How do I know I will die? Well, when we were together, there was this constant ticking in my head. Like a clock that’s far too loud. But it wasn’t a clock. It was my heart. And that ticking went away when she did.


It’s fine. I’m not too torn up about it. I’ve been enveloped by a sort of calm. Like I’ve been knocked really hard in the head and everything has gone silent and distant and is moving in slow motion. I’m already dead. Mostly. A half ghost. Half death is only moderately painful, and I imagine any discomfort will vanish with complete death. It’s not so bad, see?


I only worry about breaking the news in the right way for each person. I have written a few goodbye notes:


Dear Mum,


If you’re reading this note, I’m dead. Please don’t cry. It makes your eyeliner run and that always reminds me of this lady from a horror movie I wasn’t supposed to watch. But I did anyway. And I don’t want you to look like a woman from a horror movie. Especially at my funeral. Which you should get organising. Because I’m dead.


PS: don’t forget to feed Cat.


Love, Chip


(Cat is my dog. I named him Cat because he thinks he is one. His mother died after he was born so the pet shelter put him with a mother cat and her kittens. Evidently, this confused him considerably. It’s all the better for me though, because he’d rather curl up next to me than go for a walk. And I hate walking. And exercise in general. Luckily, I can’t exercise when I’m dead.)





I haven’t addressed this letter as ‘Dear Dad’ because I know you aren’t great with intimacy and paternal love. That’s fine. Me neither. In any case, you won’t have to worry about that anymore. Because I’m dead.





Dear Lacey,


You’ve killed me.


I’m not sure how to sign off Lacey’s letter. I considered putting in a few swear words. But I’d like to be a bit more tasteful, you know. It’s my last chance to grow up before I die.


Speaking of last chances, I’ve made a list of things I want to do before I die:

  • Find Cat a soul mate
  • Remove my braces
  • Finish the current season of Downton Abbey
  • Find the perfect song for important moments in my life
  • Compile these songs to make the ultimate playlist for my funeral
  • Get a makeover to show Lacey what she’ll be missing out on in the afterlife


This might be the only to-do list I’ve ever actually intended on completing. Imminent death has filled me with a sort of pre-mortem motivation. I also have to plan my last words. So far the best line I’ve come up with is, “Fake pockets in women’s clothing are sexist.” I’m sure women will appreciate that. The only thing worse than fake pockets is that corn silk-esque disaster of a hair transplant on Donald Trump’s head. How so many people could consider that walking dried apricot a “nice man” is beyond me.

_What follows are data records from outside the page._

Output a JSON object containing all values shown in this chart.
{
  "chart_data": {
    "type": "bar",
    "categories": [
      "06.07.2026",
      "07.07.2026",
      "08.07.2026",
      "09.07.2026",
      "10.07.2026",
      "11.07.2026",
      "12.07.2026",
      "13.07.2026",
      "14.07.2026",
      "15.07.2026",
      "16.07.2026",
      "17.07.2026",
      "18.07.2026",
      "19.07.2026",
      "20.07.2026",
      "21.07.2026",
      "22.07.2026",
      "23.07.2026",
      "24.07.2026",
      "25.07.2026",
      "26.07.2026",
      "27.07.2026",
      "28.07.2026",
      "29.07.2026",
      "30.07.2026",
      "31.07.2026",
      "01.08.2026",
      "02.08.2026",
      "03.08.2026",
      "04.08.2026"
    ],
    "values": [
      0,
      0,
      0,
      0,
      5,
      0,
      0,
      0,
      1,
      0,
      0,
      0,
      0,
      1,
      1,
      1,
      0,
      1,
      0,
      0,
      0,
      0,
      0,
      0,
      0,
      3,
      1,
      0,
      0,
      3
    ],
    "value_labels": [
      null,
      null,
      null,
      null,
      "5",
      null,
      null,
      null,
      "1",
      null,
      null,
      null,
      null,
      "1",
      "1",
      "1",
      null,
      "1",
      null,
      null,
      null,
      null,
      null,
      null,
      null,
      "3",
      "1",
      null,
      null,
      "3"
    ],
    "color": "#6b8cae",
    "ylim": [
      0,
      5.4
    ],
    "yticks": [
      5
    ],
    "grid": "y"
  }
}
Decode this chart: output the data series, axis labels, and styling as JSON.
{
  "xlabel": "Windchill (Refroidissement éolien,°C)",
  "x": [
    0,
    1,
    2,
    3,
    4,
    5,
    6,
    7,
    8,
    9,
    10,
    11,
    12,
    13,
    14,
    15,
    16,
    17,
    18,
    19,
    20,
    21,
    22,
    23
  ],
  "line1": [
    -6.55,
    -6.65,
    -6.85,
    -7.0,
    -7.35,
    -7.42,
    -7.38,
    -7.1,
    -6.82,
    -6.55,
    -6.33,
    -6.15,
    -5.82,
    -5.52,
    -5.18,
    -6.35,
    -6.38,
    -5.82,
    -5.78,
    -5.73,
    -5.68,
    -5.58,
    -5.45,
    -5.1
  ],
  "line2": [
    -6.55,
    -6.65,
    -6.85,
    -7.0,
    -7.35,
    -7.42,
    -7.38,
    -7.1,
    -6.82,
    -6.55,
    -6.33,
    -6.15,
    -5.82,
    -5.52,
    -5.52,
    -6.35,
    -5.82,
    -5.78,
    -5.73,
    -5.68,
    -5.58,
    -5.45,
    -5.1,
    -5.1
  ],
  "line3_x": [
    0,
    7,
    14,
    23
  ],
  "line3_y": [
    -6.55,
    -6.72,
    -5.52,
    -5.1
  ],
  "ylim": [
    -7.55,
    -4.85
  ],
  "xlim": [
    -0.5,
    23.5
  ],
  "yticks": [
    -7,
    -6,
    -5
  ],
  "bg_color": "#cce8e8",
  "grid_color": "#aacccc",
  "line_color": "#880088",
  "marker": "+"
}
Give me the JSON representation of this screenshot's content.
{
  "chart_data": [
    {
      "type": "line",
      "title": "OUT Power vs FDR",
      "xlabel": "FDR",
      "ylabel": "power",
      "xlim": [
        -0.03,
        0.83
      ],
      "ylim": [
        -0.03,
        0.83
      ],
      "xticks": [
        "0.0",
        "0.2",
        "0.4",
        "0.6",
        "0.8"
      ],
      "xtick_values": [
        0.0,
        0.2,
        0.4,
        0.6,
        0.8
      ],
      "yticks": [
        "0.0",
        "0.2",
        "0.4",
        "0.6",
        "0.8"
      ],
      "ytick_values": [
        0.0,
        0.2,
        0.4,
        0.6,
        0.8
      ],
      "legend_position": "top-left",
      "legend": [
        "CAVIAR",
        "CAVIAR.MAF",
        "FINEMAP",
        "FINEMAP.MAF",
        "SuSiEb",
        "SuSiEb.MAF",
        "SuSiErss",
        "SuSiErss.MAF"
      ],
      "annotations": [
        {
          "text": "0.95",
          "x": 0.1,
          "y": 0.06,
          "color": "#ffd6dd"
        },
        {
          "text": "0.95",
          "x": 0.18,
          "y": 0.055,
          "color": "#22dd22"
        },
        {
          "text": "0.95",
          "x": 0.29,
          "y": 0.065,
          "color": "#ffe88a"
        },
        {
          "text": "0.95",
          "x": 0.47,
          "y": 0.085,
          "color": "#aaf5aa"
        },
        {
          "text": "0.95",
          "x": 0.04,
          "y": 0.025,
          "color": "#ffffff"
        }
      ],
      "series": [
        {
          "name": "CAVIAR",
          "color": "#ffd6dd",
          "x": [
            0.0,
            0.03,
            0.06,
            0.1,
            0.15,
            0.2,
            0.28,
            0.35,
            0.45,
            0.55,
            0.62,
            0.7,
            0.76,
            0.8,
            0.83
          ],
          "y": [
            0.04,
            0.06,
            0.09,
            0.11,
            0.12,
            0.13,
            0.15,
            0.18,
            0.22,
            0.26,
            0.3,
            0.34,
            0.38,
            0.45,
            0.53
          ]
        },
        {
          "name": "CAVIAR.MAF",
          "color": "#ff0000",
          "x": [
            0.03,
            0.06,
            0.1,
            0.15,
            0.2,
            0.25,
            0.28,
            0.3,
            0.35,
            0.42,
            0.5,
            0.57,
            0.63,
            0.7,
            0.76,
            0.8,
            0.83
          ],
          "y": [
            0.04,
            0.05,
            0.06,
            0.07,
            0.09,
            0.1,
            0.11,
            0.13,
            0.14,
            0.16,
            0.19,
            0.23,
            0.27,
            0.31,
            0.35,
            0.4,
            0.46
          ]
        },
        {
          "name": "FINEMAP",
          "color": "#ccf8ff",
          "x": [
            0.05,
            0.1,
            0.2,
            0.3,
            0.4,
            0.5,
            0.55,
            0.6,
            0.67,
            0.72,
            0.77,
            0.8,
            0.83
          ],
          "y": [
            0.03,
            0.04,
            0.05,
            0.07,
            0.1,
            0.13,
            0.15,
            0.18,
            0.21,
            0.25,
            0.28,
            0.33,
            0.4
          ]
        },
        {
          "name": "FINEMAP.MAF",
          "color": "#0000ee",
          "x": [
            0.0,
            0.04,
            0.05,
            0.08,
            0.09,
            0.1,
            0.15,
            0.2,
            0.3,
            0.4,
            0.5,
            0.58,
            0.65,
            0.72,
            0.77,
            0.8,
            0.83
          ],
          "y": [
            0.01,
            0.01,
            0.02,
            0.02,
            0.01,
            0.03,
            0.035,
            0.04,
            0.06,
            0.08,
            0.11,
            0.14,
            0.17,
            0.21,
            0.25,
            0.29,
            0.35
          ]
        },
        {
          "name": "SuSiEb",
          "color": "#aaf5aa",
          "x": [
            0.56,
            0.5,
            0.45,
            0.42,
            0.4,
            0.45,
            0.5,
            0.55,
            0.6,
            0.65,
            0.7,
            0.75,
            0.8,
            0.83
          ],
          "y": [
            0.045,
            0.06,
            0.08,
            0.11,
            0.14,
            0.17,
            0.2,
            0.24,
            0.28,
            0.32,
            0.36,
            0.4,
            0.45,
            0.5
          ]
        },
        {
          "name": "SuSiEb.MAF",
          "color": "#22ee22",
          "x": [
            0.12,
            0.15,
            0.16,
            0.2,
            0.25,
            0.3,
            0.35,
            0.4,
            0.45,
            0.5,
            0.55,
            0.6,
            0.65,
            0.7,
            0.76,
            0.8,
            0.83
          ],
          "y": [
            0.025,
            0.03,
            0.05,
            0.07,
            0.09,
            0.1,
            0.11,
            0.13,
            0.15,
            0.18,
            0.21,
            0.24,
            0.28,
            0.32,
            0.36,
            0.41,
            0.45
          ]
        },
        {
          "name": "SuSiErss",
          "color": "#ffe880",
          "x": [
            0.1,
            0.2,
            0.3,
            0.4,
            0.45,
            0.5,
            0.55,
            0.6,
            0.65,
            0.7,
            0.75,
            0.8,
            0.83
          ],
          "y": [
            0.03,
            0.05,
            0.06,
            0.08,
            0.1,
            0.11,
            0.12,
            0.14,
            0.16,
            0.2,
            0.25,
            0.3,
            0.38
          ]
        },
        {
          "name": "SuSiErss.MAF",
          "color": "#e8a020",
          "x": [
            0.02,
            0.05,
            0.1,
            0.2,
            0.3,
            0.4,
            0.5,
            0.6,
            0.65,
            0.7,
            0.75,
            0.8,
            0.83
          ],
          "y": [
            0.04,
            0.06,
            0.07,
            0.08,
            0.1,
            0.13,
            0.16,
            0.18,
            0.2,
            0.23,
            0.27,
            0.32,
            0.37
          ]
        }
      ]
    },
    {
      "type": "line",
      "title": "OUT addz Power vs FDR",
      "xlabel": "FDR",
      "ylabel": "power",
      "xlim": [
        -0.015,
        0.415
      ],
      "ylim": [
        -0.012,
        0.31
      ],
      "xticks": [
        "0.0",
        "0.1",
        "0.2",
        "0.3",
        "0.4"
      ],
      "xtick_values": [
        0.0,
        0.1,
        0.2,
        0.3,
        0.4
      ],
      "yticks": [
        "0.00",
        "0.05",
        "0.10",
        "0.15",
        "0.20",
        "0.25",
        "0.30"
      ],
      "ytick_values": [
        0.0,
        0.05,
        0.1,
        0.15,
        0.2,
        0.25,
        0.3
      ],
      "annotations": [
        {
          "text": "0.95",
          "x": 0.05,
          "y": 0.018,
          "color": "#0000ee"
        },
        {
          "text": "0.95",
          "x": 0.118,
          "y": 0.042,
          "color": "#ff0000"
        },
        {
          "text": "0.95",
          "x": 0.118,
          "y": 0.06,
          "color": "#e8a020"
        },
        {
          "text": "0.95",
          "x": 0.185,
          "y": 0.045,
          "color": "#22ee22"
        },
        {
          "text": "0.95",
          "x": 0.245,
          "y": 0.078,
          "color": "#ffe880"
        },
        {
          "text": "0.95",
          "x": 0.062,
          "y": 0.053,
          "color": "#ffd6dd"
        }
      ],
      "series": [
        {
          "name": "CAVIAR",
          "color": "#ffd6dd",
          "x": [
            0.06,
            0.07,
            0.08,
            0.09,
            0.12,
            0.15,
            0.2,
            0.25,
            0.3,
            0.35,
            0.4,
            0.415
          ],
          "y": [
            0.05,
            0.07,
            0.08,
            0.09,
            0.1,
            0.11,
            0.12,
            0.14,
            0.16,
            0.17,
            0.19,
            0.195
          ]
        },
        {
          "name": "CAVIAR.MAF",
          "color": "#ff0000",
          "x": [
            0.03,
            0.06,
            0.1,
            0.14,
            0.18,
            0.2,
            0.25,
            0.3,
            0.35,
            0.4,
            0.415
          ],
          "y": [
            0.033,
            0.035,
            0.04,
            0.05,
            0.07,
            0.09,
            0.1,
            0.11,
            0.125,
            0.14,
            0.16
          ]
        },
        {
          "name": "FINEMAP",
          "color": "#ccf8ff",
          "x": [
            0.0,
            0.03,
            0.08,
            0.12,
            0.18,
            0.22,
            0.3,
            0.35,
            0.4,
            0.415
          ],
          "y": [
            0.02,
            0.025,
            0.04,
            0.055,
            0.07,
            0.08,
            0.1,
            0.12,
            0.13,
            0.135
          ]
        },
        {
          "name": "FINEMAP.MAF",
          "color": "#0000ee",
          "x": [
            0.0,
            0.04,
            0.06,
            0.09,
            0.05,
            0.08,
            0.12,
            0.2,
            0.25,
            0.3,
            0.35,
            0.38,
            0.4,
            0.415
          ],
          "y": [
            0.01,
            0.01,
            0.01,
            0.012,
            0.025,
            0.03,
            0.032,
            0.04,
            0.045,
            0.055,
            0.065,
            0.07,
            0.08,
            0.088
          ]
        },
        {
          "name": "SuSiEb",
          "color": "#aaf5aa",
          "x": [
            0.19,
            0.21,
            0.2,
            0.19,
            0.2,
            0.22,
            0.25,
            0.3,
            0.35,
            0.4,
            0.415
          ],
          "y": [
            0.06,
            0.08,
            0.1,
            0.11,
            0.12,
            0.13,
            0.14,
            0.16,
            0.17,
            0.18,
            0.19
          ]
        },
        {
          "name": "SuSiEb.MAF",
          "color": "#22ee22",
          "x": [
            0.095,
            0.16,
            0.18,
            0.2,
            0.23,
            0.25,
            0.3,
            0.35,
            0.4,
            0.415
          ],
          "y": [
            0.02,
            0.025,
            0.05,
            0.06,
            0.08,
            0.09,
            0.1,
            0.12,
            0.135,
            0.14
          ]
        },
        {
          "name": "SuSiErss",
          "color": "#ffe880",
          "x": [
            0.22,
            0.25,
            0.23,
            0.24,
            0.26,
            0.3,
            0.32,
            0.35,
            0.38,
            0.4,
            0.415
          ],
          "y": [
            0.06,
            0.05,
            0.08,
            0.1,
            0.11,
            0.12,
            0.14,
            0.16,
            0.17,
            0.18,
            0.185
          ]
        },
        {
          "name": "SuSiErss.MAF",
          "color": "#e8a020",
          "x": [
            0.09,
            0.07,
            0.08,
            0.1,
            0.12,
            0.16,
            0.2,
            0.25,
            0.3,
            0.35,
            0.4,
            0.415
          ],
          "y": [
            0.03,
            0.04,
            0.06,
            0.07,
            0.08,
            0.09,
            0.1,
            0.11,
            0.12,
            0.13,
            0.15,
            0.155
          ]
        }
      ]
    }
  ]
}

But then again, people always seem nice when you don’t properly know them. For example, Lacey seemed nice. But then she murdered me. And to be honest, the murdering part hurts more than the actual dying.


And die I will. I’ll miss Cat, sure. And maybe Mum and Dad. But one thing’s for certain: when I’m dead, I won’t be missing assignments or taxes or sensationalised news or social media or fake pockets. And I definitely, most certainly, one hundred per cent, will not be missing Lacey.


… In any case, if I ever get terribly lonely, there’s always the ghost option.